Pourquoi se cachait-elle même ? Peut-être parce qu'au fond de son cœur elle savait qu'elle ne devrait pas être là.
"Jusqu'à ce que tu apprennes à te comporter, je ne te laisserai pas--"
"Mais Colin, je ferai mieux, je te l'assure."
Elle entendit la voix de Raquel et Colin alors qu'ils pénétraient dans la pièce.
Que faisaient-il ici ?
"Je m'inquiète juste tellement pour elle facilement."
"Elle ne t'appartient pas, c'est au Roi qu'elle appartient. N'oublie pas ça."
Attendez. Parlaient-ils d'elle ?
"Mais, cela arrive à nouveau--"
"Pour ton bien et celui de tous, arrête de te mêler de ce qui ne te regarde pas ! Nous sommes des serviteurs. Nous faisons ce qu'on nous dit. Rien de plus, rien de moins."
Il y eut un silence un certain temps tandis qu'ils fouillaient la pièce.
"Vérifie derrière cette étagère. C'est la dernière. Ce sera bien si nous trouvons la Dame dans une autre pièce que celle-ci--"
"Ma Dame ?" s'exclama Raquel et elle se releva sur ses pieds.
"C'est mauvais." dit Colin, la menant dehors.
"Il ne doit pas savoir, il--" bafouilla Raquel, la suivant.
Elles étaient maintenant hors de la pièce et dans le couloir.
"Que faisiez-vous là, ma Dame ?"
"D-did vous avez touché à quelque chose ?! D-did... l'avez-vous fait ? L'avez-vous fait ?" Raquel interrogea rapidement, ses yeux clignant rapidement.
"Je--"
"Arrêtez d'effrayer sa Seigneurie, Raquel." Il la réprimanda doucement avant de se tourner vers elle, sa voix calme. "Ma Dame, que faisiez-vous dans cette pièce ?"
"Pourquoi ?" Elle recula, se sentant sur la défensive et fatiguée de toutes les absurdités qui lui étaient arrivées ce soir. Elle dressa ensuite un sourcil insolent vers eux. "Est-ce Interdit ?"
La réponse qu'elle obtenait n'était rien de ce qu'elle avait attendu.
"C'est le cas."
Ses yeux s'écarquillèrent.
"Si c'était interdit, pourquoi ne m'a-t-on pas prévenue ?"
"Parce que quand on les prévient, cela les incite encore plus à vouloir aller dans la pièce."
"Eh bien pas moi, j'aime m'occuper de mes propres affaires.

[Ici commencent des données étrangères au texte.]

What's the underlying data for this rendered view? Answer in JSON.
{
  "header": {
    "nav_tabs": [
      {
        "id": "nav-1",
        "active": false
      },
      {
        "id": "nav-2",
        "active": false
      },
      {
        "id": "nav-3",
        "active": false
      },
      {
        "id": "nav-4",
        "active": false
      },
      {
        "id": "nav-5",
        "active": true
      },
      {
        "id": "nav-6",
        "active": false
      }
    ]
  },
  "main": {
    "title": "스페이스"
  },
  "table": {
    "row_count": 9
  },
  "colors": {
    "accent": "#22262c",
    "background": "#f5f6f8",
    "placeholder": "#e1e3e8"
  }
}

Attendez, qui sont les 'eux' ?"
"Certaines des précédentes épouses."
"Qu'est-il arrivé par la suite ?" Elle regarda la porte de la pièce puis de nouveau vers lui, écartant les mumures incohérents bas de Raquel de son esprit. "Après être allées dans la pièce, qu'est-il arrivé ?"
"Je ne peux pas vous le dire, ma Dame."
"Vous ne me dites rien !" Elle s'énerva.
"Vous êtes différente d'elles. Cela ne vous arrivera pas."

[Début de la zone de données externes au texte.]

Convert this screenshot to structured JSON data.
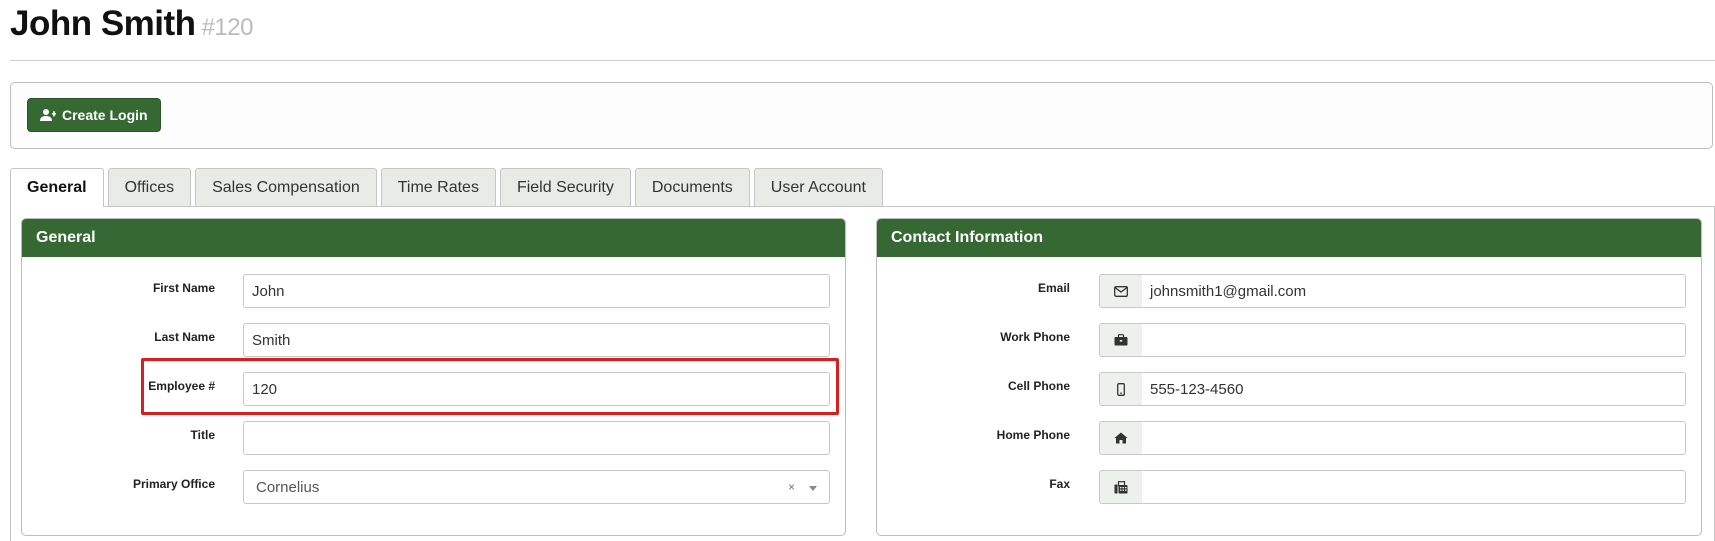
{
  "header": {
    "name": "John Smith",
    "id": "#120"
  },
  "actions": {
    "create_login": "Create Login"
  },
  "tabs": [
    {
      "label": "General",
      "active": true
    },
    {
      "label": "Offices"
    },
    {
      "label": "Sales Compensation"
    },
    {
      "label": "Time Rates"
    },
    {
      "label": "Field Security"
    },
    {
      "label": "Documents"
    },
    {
      "label": "User Account"
    }
  ],
  "general": {
    "title": "General",
    "first_name": {
      "label": "First Name",
      "value": "John"
    },
    "last_name": {
      "label": "Last Name",
      "value": "Smith"
    },
    "employee_num": {
      "label": "Employee #",
      "value": "120"
    },
    "title_field": {
      "label": "Title",
      "value": ""
    },
    "primary_office": {
      "label": "Primary Office",
      "value": "Cornelius",
      "clear": "×"
    }
  },
  "contact": {
    "title": "Contact Information",
    "email": {
      "label": "Email",
      "value": "johnsmith1@gmail.com",
      "icon": "envelope-icon"
    },
    "work_phone": {
      "label": "Work Phone",
      "value": "",
      "icon": "briefcase-icon"
    },
    "cell_phone": {
      "label": "Cell Phone",
      "value": "555-123-4560",
      "icon": "mobile-phone-icon"
    },
    "home_phone": {
      "label": "Home Phone",
      "value": "",
      "icon": "home-icon"
    },
    "fax": {
      "label": "Fax",
      "value": "",
      "icon": "fax-icon"
    }
  },
  "colors": {
    "brand_green": "#356832",
    "highlight_red": "#d6201f"
  }
}
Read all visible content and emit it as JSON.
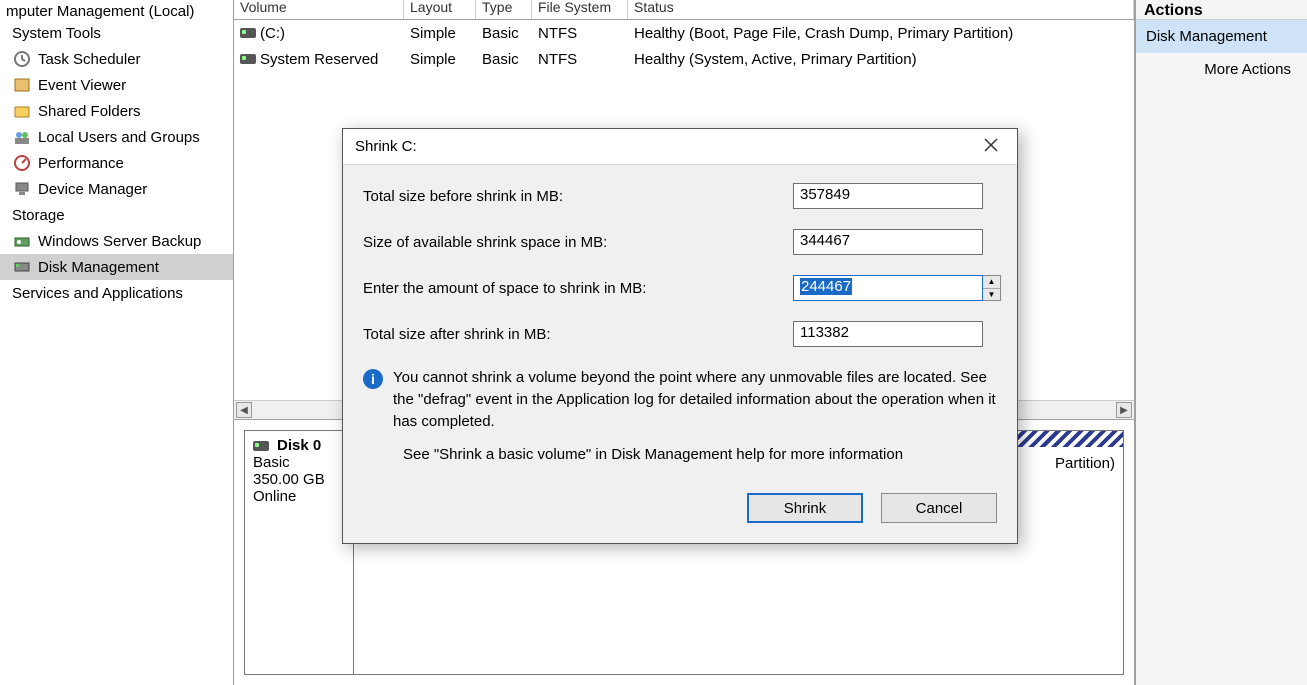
{
  "tree": {
    "root_cut": "mputer Management (Local)",
    "system_tools": "System Tools",
    "items_sys": [
      {
        "label": "Task Scheduler",
        "icon": "clock"
      },
      {
        "label": "Event Viewer",
        "icon": "event"
      },
      {
        "label": "Shared Folders",
        "icon": "folder"
      },
      {
        "label": "Local Users and Groups",
        "icon": "users"
      },
      {
        "label": "Performance",
        "icon": "perf"
      },
      {
        "label": "Device Manager",
        "icon": "device"
      }
    ],
    "storage": "Storage",
    "items_storage": [
      {
        "label": "Windows Server Backup",
        "icon": "backup"
      },
      {
        "label": "Disk Management",
        "icon": "disk",
        "selected": true
      }
    ],
    "services": "Services and Applications"
  },
  "vol_header": [
    "Volume",
    "Layout",
    "Type",
    "File System",
    "Status"
  ],
  "volumes": [
    {
      "name": "(C:)",
      "layout": "Simple",
      "type": "Basic",
      "fs": "NTFS",
      "status": "Healthy (Boot, Page File, Crash Dump, Primary Partition)"
    },
    {
      "name": "System Reserved",
      "layout": "Simple",
      "type": "Basic",
      "fs": "NTFS",
      "status": "Healthy (System, Active, Primary Partition)"
    }
  ],
  "disk": {
    "title": "Disk 0",
    "type": "Basic",
    "size": "350.00 GB",
    "state": "Online",
    "vol_partition": "Partition)"
  },
  "actions": {
    "header": "Actions",
    "item": "Disk Management",
    "sub": "More Actions"
  },
  "dialog": {
    "title": "Shrink C:",
    "rows": {
      "before_label": "Total size before shrink in MB:",
      "before_value": "357849",
      "avail_label": "Size of available shrink space in MB:",
      "avail_value": "344467",
      "enter_label": "Enter the amount of space to shrink in MB:",
      "enter_value": "244467",
      "after_label": "Total size after shrink in MB:",
      "after_value": "113382"
    },
    "info": "You cannot shrink a volume beyond the point where any unmovable files are located. See the \"defrag\" event in the Application log for detailed information about the operation when it has completed.",
    "help": "See \"Shrink a basic volume\" in Disk Management help for more information",
    "shrink_btn": "Shrink",
    "cancel_btn": "Cancel"
  }
}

Puis il commença à s'éloigner, prenant une des bougies accrochées au mur.
Tandis qu'ils partaient, elle ne put s'empêcher de se questionner.
A quel point était-elle exactement différente d'elles ?
De retour dans la pièce, la gemme bleue commença à rougir, comme si un feu y brûlait. Elle commença à se fendiller de la chaleur, une fumée blanche montait lentement de la gemme. Aussi soudaine que cela se produisit, le feu s'éteignit, les fissures se refermèrent immédiatement et la gemme était de nouveau d'un bleu électrisant, avec les taches de blanc et de rouge tombant en elle comme de la neige.